Don’t Breathe

As horror very much yes. As thriller, no. (Warning regarding sexual violence if you do choose to watch it).

We are in Detroit. A trio of teens break into houses and steal just under $10,000 for various ends? You see, one of these teens has a father who works for a home security company, giving him access to all the keys and gadgets required to pull off a break in. Their fence is playing hard ball and their cut is shrinking with each take. But then they catch wind of the perfect catch, a blind man who lives alone in a deserted neighbourhood. Said blind man came into money after a massive settlement when a rich girl ran over and killed his daughter.
How hard can it be to break into and rob the house of an old blind man?
Don’t Breathe is a big step up technically from the Evil Dead Remake.
It is, in fact technically proficient to surprising degree. It is quite an effective little shocker. On a technical level.
I cannot say that enough.
Everything from the sound design to the grotesque green and yellow colour palette to the camera work all combines to create a whole that is greater than the sum of its parts. It is incredibly confident. Chekhov’s guns are made evident, the geography of the house is laid out, and a red herring or two is planted all within the first few minutes of the break in. The formal elements all work towards ramping up tension. There is one sequence in particular taking place in a dark basement that is incredibly inventive, and all the more tense for it.
Gosh, even the setting of a decrepit Detroit adds a further layer of desperation to the film.
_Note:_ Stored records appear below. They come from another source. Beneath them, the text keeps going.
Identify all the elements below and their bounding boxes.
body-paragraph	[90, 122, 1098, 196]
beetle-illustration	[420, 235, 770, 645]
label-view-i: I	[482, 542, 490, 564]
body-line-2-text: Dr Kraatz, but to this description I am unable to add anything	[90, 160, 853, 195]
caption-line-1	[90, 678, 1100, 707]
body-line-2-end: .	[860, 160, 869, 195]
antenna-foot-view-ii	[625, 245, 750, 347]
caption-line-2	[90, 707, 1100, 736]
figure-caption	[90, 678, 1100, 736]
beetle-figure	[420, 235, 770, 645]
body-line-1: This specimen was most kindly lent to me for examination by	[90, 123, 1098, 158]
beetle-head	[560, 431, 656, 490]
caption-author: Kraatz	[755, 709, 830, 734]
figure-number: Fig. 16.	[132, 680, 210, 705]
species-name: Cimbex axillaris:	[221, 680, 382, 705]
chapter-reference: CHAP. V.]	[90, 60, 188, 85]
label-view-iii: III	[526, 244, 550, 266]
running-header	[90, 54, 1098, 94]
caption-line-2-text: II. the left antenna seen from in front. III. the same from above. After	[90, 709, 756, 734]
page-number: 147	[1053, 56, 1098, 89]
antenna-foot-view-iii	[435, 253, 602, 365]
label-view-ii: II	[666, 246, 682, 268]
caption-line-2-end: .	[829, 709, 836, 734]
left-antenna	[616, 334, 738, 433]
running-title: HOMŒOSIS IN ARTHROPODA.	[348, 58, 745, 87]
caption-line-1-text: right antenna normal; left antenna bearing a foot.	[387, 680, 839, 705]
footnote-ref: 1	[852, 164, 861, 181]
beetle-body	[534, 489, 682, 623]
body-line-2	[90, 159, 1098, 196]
Okay, okay, point made. On an aesthetic level, Don’t Breathe is hitting out of the park. But what about the characters? They are for the most part your typical morally bankrupt teen slasher characters. Money, the muscle behind our delinquent trio is most likely named after his sole character motivation. I honestly cannot remember the names of the other two characters (though given this is a known deficit of mine, I am not sure I can blame the movie for this). There is the young lady who lives with an abusive mother and who wants to move to California with her younger sister. Then there’s the third dude, whose motivation is “girl, ???, profit,” and his sole character trait is that he spouts Hollywood legal information about how to get away breaking and entering without it being a felony. 
And the old man is some kind of blind super man, capable of incredible displays of sensory perception, beyond what you could probably expect of a war veteran who took shrapnel to the face. His character motivation starts off simple and easy to sympathise with, to get the kids out of his house so he can be at peace with his attack dog. His methods, however are brutal and without sympathy.
Here’s where Don’t Breathe gets interesting in a similar way to You’re Next gets, except without the black comedy inherent in the situation. This is a home invasion thriller where the home invaders are the ones in danger. 
But here is also where things get tricky on a genre level. In You’re Next, you are rooting for the home owners to prevail against the invaders. In Don’t Breathe, you’re rooting for the home owner to prevail against the invaders, who just so happen to be our main characters, the ones we should be rooting for. And this is where Don’t Breathe starts breaking down, when taken as something more than an example of formal discipline.
There are certain audience expectations when it comes to horror movies. Let me explain:
You wouldn’t normally be hoping for an armed veteran to murder a group of teenagers who broke into his house. It is morally questionable at best, but in real life, extra-judicial assassination is too extreme a punishment for the crime. HOWEVER in a horror movie, all bets are off. The genre works on a rather conservative moral compass, where any transgression is punished severely. So in the realm of the movie, the old man had the teens dead to rights. The audience expects and wants the teens’ transgressions to be punished.
But the movie also wants to play like a thriller with a mild socio-economic flavour to it, desperately wanting us to side with the teens and their desire to make a better life for themselves away from the corrupting influence of abusive adults. This is why you spend the first act paying lip service to their struggles (well at least the girl’s struggles). It’s pulls out all the stops to this end almost to the point of self sabotage. After its first act, it plays like a straight home invasion horror/thriller, sensational in its staging, but not crass in its content…
Until the third act. Until it flies off the rails into exploitation in a twist tailor made to make us sympathise harder than ever before with the teens. There are hints at it earlier on in the film, but the actual depths of crassness the full reveal sinks to is a bit too little too late for the rather slick, relatively non-grubby genre flick that came before. It does add a wrinkle of bittersweetness to the end, but it is something the movie could have done without.
And in all seriousness, it is something that could very well be triggering to survivors of sexual assault.
You have been warned.
But boy, from a technical perspective, it cements Fede Alvarez as a young genre director to look out for. Don’t Breathe is an exceptional aesthetic object in a time when such things are becoming increasingly rare in mainstream horror. Worth considering a watch on that level alone.